Somewhere along the line, we've gotten off track by stressing academic products and programs to our preschoolers. Thankfully, Dr. Kathy Hirsh-Pasek and Dr. Roberta Michnick Golinkoff have a simple remedy for our children that is based on overwhelming scientific evidence from their own studies and the collective research results of child development experts.
Einstein Never Used Flash Cards goes beyond debunking the myths spread by the accelerated-learning industry. Parents and educators will find a practical guide to introducing complex concepts through smart, simple, and loving play.
For every key area of a child's development (speech, reading, math, social skills, self-awareness, and intelligence), you'll understand how a child's mind actually learns. Then you'll discover exercises (40 in all) that will showcase emerging skills and leave your child smiling today - and prepared for tomorrow.
©2003 Roberta Michnick Golinkoff and Kathy Hirsh-Pasek (P)2012 Audible, Inc.
interested in medicine, fitness, and economics.

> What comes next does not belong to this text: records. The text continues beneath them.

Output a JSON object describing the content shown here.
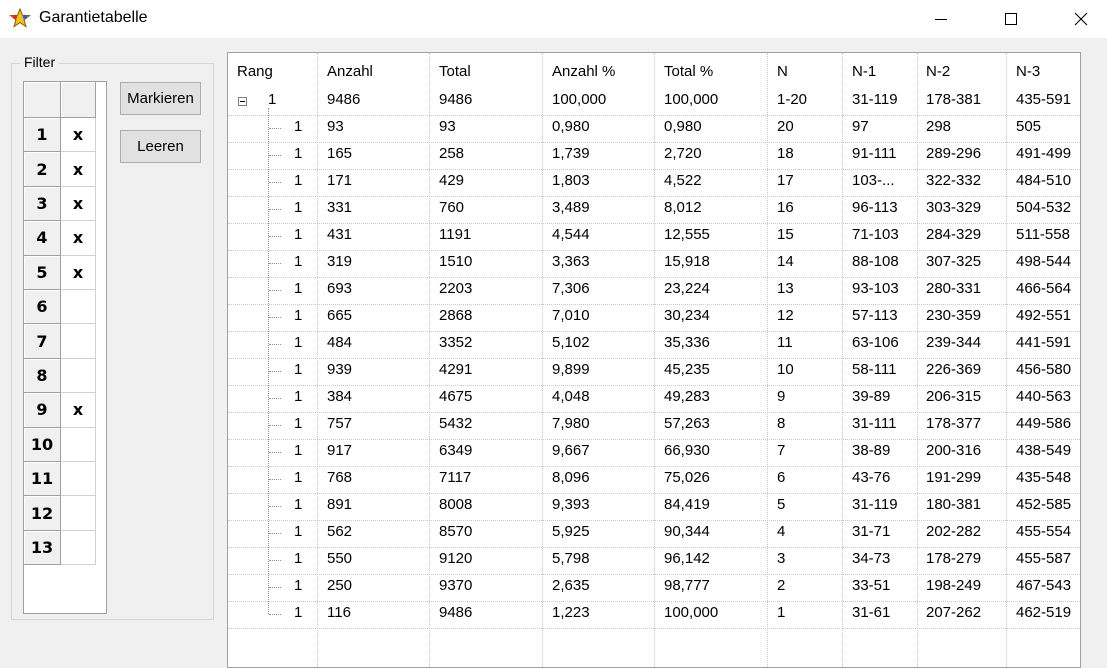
{
  "window": {
    "title": "Garantietabelle"
  },
  "filter": {
    "legend": "Filter",
    "rows": [
      {
        "num": "1",
        "mark": "x"
      },
      {
        "num": "2",
        "mark": "x"
      },
      {
        "num": "3",
        "mark": "x"
      },
      {
        "num": "4",
        "mark": "x"
      },
      {
        "num": "5",
        "mark": "x"
      },
      {
        "num": "6",
        "mark": ""
      },
      {
        "num": "7",
        "mark": ""
      },
      {
        "num": "8",
        "mark": ""
      },
      {
        "num": "9",
        "mark": "x"
      },
      {
        "num": "10",
        "mark": ""
      },
      {
        "num": "11",
        "mark": ""
      },
      {
        "num": "12",
        "mark": ""
      },
      {
        "num": "13",
        "mark": ""
      }
    ]
  },
  "buttons": {
    "mark": "Markieren",
    "clear": "Leeren"
  },
  "table": {
    "columns": [
      "Rang",
      "Anzahl",
      "Total",
      "Anzahl %",
      "Total %",
      "N",
      "N-1",
      "N-2",
      "N-3"
    ],
    "root": [
      "1",
      "9486",
      "9486",
      "100,000",
      "100,000",
      "1-20",
      "31-119",
      "178-381",
      "435-591"
    ],
    "rows": [
      [
        "1",
        "93",
        "93",
        "0,980",
        "0,980",
        "20",
        "97",
        "298",
        "505"
      ],
      [
        "1",
        "165",
        "258",
        "1,739",
        "2,720",
        "18",
        "91-111",
        "289-296",
        "491-499"
      ],
      [
        "1",
        "171",
        "429",
        "1,803",
        "4,522",
        "17",
        "103-...",
        "322-332",
        "484-510"
      ],
      [
        "1",
        "331",
        "760",
        "3,489",
        "8,012",
        "16",
        "96-113",
        "303-329",
        "504-532"
      ],
      [
        "1",
        "431",
        "1191",
        "4,544",
        "12,555",
        "15",
        "71-103",
        "284-329",
        "511-558"
      ],
      [
        "1",
        "319",
        "1510",
        "3,363",
        "15,918",
        "14",
        "88-108",
        "307-325",
        "498-544"
      ],
      [
        "1",
        "693",
        "2203",
        "7,306",
        "23,224",
        "13",
        "93-103",
        "280-331",
        "466-564"
      ],
      [
        "1",
        "665",
        "2868",
        "7,010",
        "30,234",
        "12",
        "57-113",
        "230-359",
        "492-551"
      ],
      [
        "1",
        "484",
        "3352",
        "5,102",
        "35,336",
        "11",
        "63-106",
        "239-344",
        "441-591"
      ],
      [
        "1",
        "939",
        "4291",
        "9,899",
        "45,235",
        "10",
        "58-111",
        "226-369",
        "456-580"
      ],
      [
        "1",
        "384",
        "4675",
        "4,048",
        "49,283",
        "9",
        "39-89",
        "206-315",
        "440-563"
      ],
      [
        "1",
        "757",
        "5432",
        "7,980",
        "57,263",
        "8",
        "31-111",
        "178-377",
        "449-586"
      ],
      [
        "1",
        "917",
        "6349",
        "9,667",
        "66,930",
        "7",
        "38-89",
        "200-316",
        "438-549"
      ],
      [
        "1",
        "768",
        "7117",
        "8,096",
        "75,026",
        "6",
        "43-76",
        "191-299",
        "435-548"
      ],
      [
        "1",
        "891",
        "8008",
        "9,393",
        "84,419",
        "5",
        "31-119",
        "180-381",
        "452-585"
      ],
      [
        "1",
        "562",
        "8570",
        "5,925",
        "90,344",
        "4",
        "31-71",
        "202-282",
        "455-554"
      ],
      [
        "1",
        "550",
        "9120",
        "5,798",
        "96,142",
        "3",
        "34-73",
        "178-279",
        "455-587"
      ],
      [
        "1",
        "250",
        "9370",
        "2,635",
        "98,777",
        "2",
        "33-51",
        "198-249",
        "467-543"
      ],
      [
        "1",
        "116",
        "9486",
        "1,223",
        "100,000",
        "1",
        "31-61",
        "207-262",
        "462-519"
      ]
    ]
  }
}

I've listened to a lot of parenting books for young children. And while I completely agree with the premise of this book, I found that it was way too long and filled with self-promotion. And while they certainly made an effort to mention studies, I still felt that more of the book was pontification rather than a presentation of research.
The narration was great
I love AUDIBLE! I never get mad at traffic jams and can listen to many different books, despite of my short time.

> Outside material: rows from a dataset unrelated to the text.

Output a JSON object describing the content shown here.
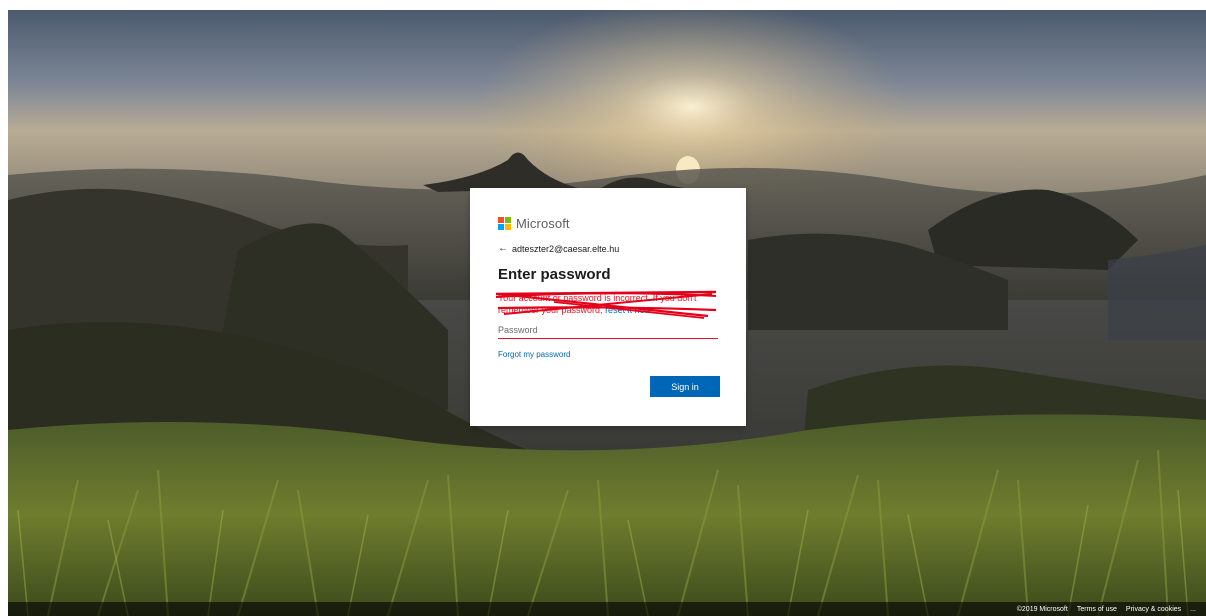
{
  "brand": {
    "name": "Microsoft",
    "logo_colors": [
      "#f25022",
      "#7fba00",
      "#00a4ef",
      "#ffb900"
    ]
  },
  "dialog": {
    "back_icon": "←",
    "identity_email": "adteszter2@caesar.elte.hu",
    "title": "Enter password",
    "error_text": "Your account or password is incorrect. If you don't remember your password,",
    "error_link": "reset it now.",
    "password_placeholder": "Password",
    "forgot_link": "Forgot my password",
    "signin_label": "Sign in"
  },
  "footer": {
    "copyright": "©2019 Microsoft",
    "terms": "Terms of use",
    "privacy": "Privacy & cookies",
    "more": "..."
  },
  "colors": {
    "accent": "#0067b8",
    "error": "#e81123"
  }
}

I never gave any book less than 3 stars. But this one I almost gave one star. In the end, the authors redeem themselves, so I settled for 2 stars... Let me say why: in the beginning they introduce themselves to the public saying that they are RENOWNED psychologists. I wonder if Freud would say that he was a renowned psychiatrist (guess not). And then they put they say why we shouldn't worry-- our children never had piano lessons/ violin lessons (...) and they grew up just fine! There are MILLIONS OF YEARS OF EVOLUTION. WE SHOULDN'T BE SCARED ABOUT THE FUTURE! JUST LET IT BE. And then, they start making fun of parents who buy flashcards, who teach kids how to read, do math... What a waste of time! The kids should be playing! Then they attack the Mozart effect...

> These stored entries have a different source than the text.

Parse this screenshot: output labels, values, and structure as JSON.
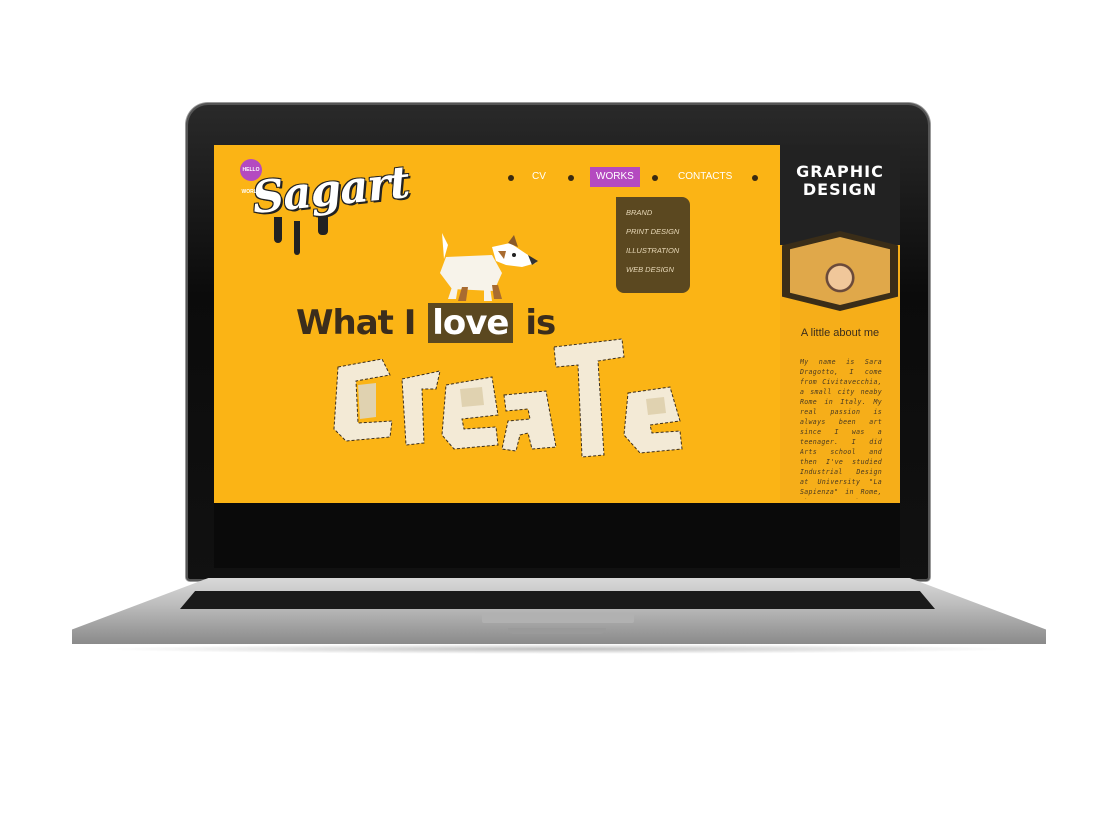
{
  "site": {
    "logo_text": "Sagart",
    "logo_badge": "HELLO WORLD"
  },
  "nav": {
    "items": [
      {
        "label": "CV"
      },
      {
        "label": "WORKS",
        "active": true
      },
      {
        "label": "CONTACTS"
      }
    ]
  },
  "dropdown": {
    "items": [
      "BRAND",
      "PRINT DESIGN",
      "ILLUSTRATION",
      "WEB DESIGN"
    ]
  },
  "hero": {
    "line_prefix": "What I",
    "highlight": "love",
    "line_suffix": "is",
    "big_word": "create"
  },
  "sidebar": {
    "brand_logo_text": "GRAPHIC DESIGN",
    "about_title": "A little about me",
    "about_text": "My name is Sara Dragotto, I come from Civitavecchia, a small city neaby Rome in Italy. My real passion is always been art since I was a teenager. I did Arts school and then I've studied Industrial Design at University \"La Sapienza\" in Rome, where I got the"
  },
  "colors": {
    "screen_bg": "#fbb415",
    "accent": "#b44ac0",
    "dark": "#3b2d1c"
  }
}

My opinion: they are biased. They try to cope for their guilt writing this book. A piece of paper can accept anything. And yes, young children can learn how to read AND play. They DON'T EXCLUDE EACH OTHER! I am a doctor, cardiology, and I live a fulfilling life. And my parents were strict AND warm. They taught me how to work hard AND gave me affection. They let me play AND demanded me good grades and great effort.
I have 2 children- My oldest is 6 and she learned how to read since before her first year (via Glenn Doman teaching's). She loves reading (she reads a lot), AND has a big EQ, lots of friends, is popular and very happy. My son is 3 and he, too, knew how to read before his first year. He is very calm, smart, loves sports, loves playing with spiderman, Buzz,... and likes to read. Oh, they also do math and understand its concepts.
Yes, I think we have to worry about their future, about the well being of our kids and not just letting "genetics" make magic.